L’homme a de nombreuses casquettes. Il est propriétaire et directeur de la station touristique des Préalpes du Moléson, en Gruyère, qui comprend des remontées mécaniques, quatre restaurants et de nombreux chalets et appartements de vacances. Il est membre du comité des Remontées mécaniques suisses et du Magic Pass, cet abonnement commun à 40 stations.
Bref, Antoine Micheloud a une vision très large de la situation dans la restauration, dans le tourisme et les loisirs. Alors que le Conseil fédéral a décidé de maintenir sa décision de rendre payants les tests Covid dès le 1er octobre (bien qu’il soit prêt à des «ajustements») et de renforcer les contrôles aux frontières dès lundi, Antoine Micheloud analyse la situation dans laquelle se trouvent ses secteurs d’activité. Interview.
Ces annonces du Conseil fédéral, c’est la douche froide?
Antoine Micheloud: Ce n’est finalement pas nouveau, mais je critique le délai qu’on nous laisse: beaucoup trop court. Nous espérions un laps de temps pour laisser aux gens la possibilité de se faire complètement vacciner.
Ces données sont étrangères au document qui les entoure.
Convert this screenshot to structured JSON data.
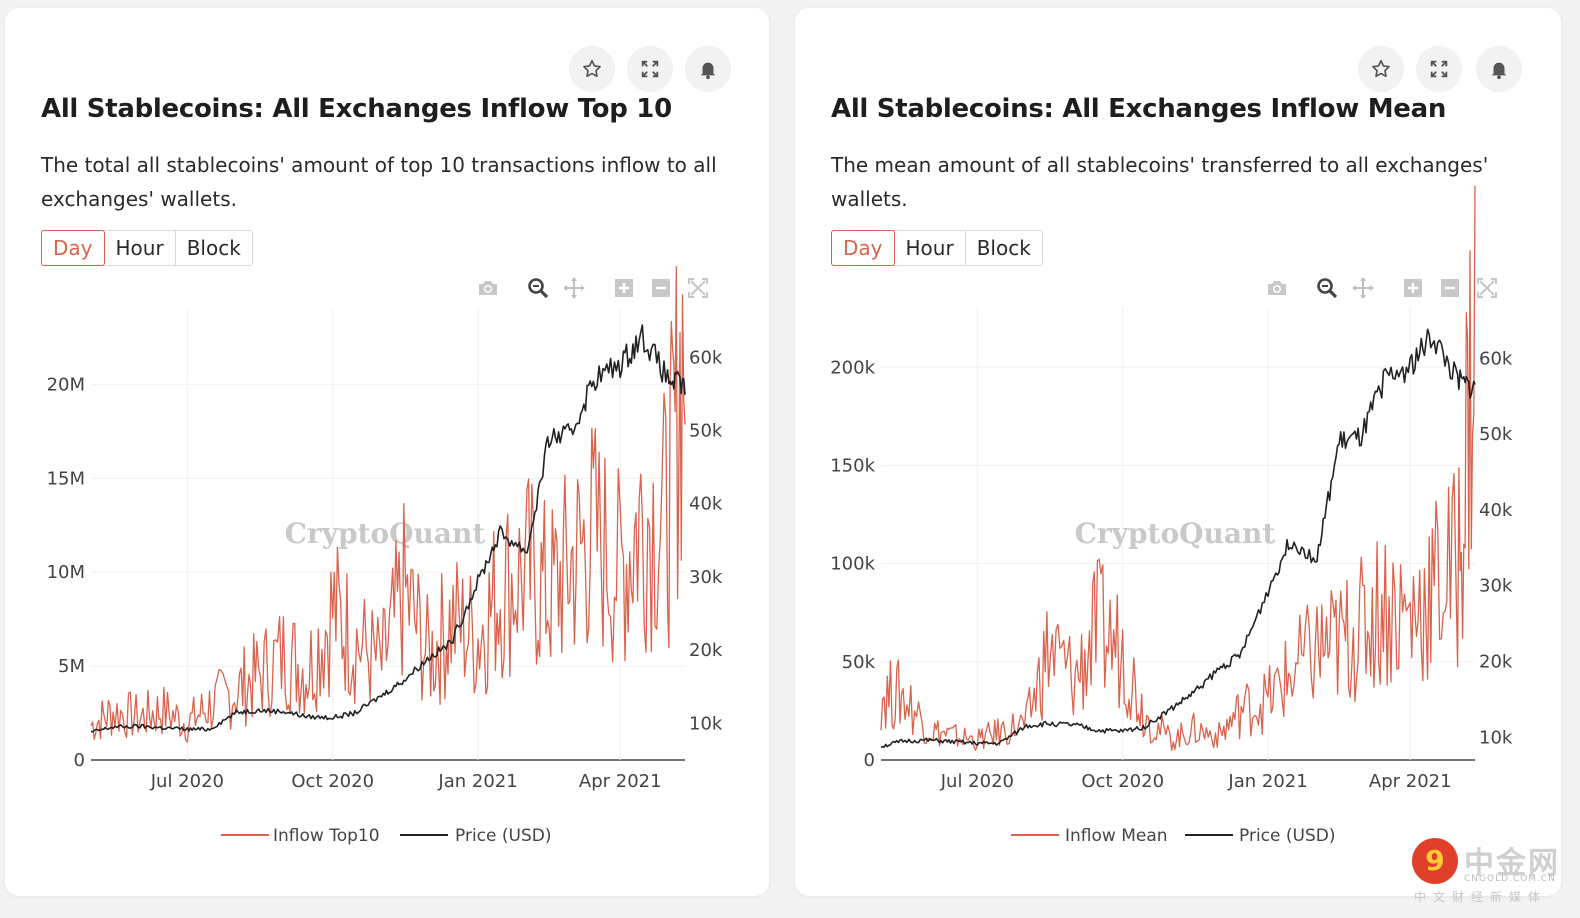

Ce n’est pas quelque chose qu’on peut faire en deux minutes…
C’est vrai que s’il faut payer un test pour accéder au restaurant de montagne, ça fait cher la fondue…
C’est clairement dissuasif. En montagne, les loisirs et la gastronomie sont fortement liés. Du moment où il faut un certificat Covid pour manger ou se réchauffer au sommet d’une montagne, les gens ne prendront pas la remontée mécanique pour y accéder. Ce d’autant plus qu’il commence à faire froid en altitude. Les terrasses, c’est bientôt terminé.
Quand même, le Conseil fédéral a annoncé qu’il allait peut-être ajuster le tir rapidement…
Certes, mais le délai est toujours un problème.
Donc vous êtes à nouveau plongé dans l’incertitude… Ca vous pèse?
Vous savez, dans le tourisme, nous naviguons à vue depuis le début de la pandémie. On comprend bien toutes les décisions prises et on salue l’esprit d’ouverture et le soutien des autorités qui ont permis de maintenir les domaines skiables ouverts l’an passé, notamment. Si nous pouvions comprendre qu’en mars 2020, il fallait réagir très rapidement.
Le Conseil fédéral n’a pas abordé la question du certificat dans les remontées mécaniques. Vous la sentez comment?
Imposer le certificat dans les remontées mécaniques aurait de lourdes conséquences sur l’entier du tourisme de montagne. La Confédération doit s’en rendre compte et nous devons à tout prix éviter ça. Dans beaucoup d’endroits, les remontées mécaniques sont un moyen de transport public comme le train ou le bus.
Comme pour la restauration, ce serait nous imposer des contrôles très compliqués à mettre en oeuvre pour les remontées mécaniques. Le problème est le même: la Confédération impose des contrôles aux sociétés pour inciter à la vaccination, mais ce sont des acteurs privés qui assument le coût des contrôles… Dans la restauration, l’hôtellerie ou les remontées mécaniques, nous ne voulons plus entendre que nous pouvons faire notre travail mais que pour ça, nous devons aussi faire la police et, partant, employer du monde en plus. Les autres branches, la construction, la finance n’ont pas de telles contraintes.
Etes-vous confiant?
Il y a actuellement des pourparlers entre les Remontées mécaniques suisses et la Confédération. Nous avons déjà prouvé l’an dernier que les remontées ne sont pas des lieux de diffusion du coronavirus. J’ai donc confiance dans le bon sens des autorités.
Ce vendredi, le Conseil fédéral a également annoncé un renforcement des mesures aux frontières, principalement pour les non-vaccinés ou non-guéris. Un problème?
Dans le fond, je comprends la volonté d’éviter de faire entrer des cas dans le pays. Mais là aussi: il ne faut pas fragiliser la destination «Suisse» en allant trop loin.
De plus, il sera demandé de réaliser un deuxième test entre 4 et 7 jours après l’entrée en Suisse. Il sera aux frais des voyageurs. La Suisse est déjà une destination onéreuse, donc si le touriste introduit encore un test payant dans son budget, il risque de ne pas venir ici.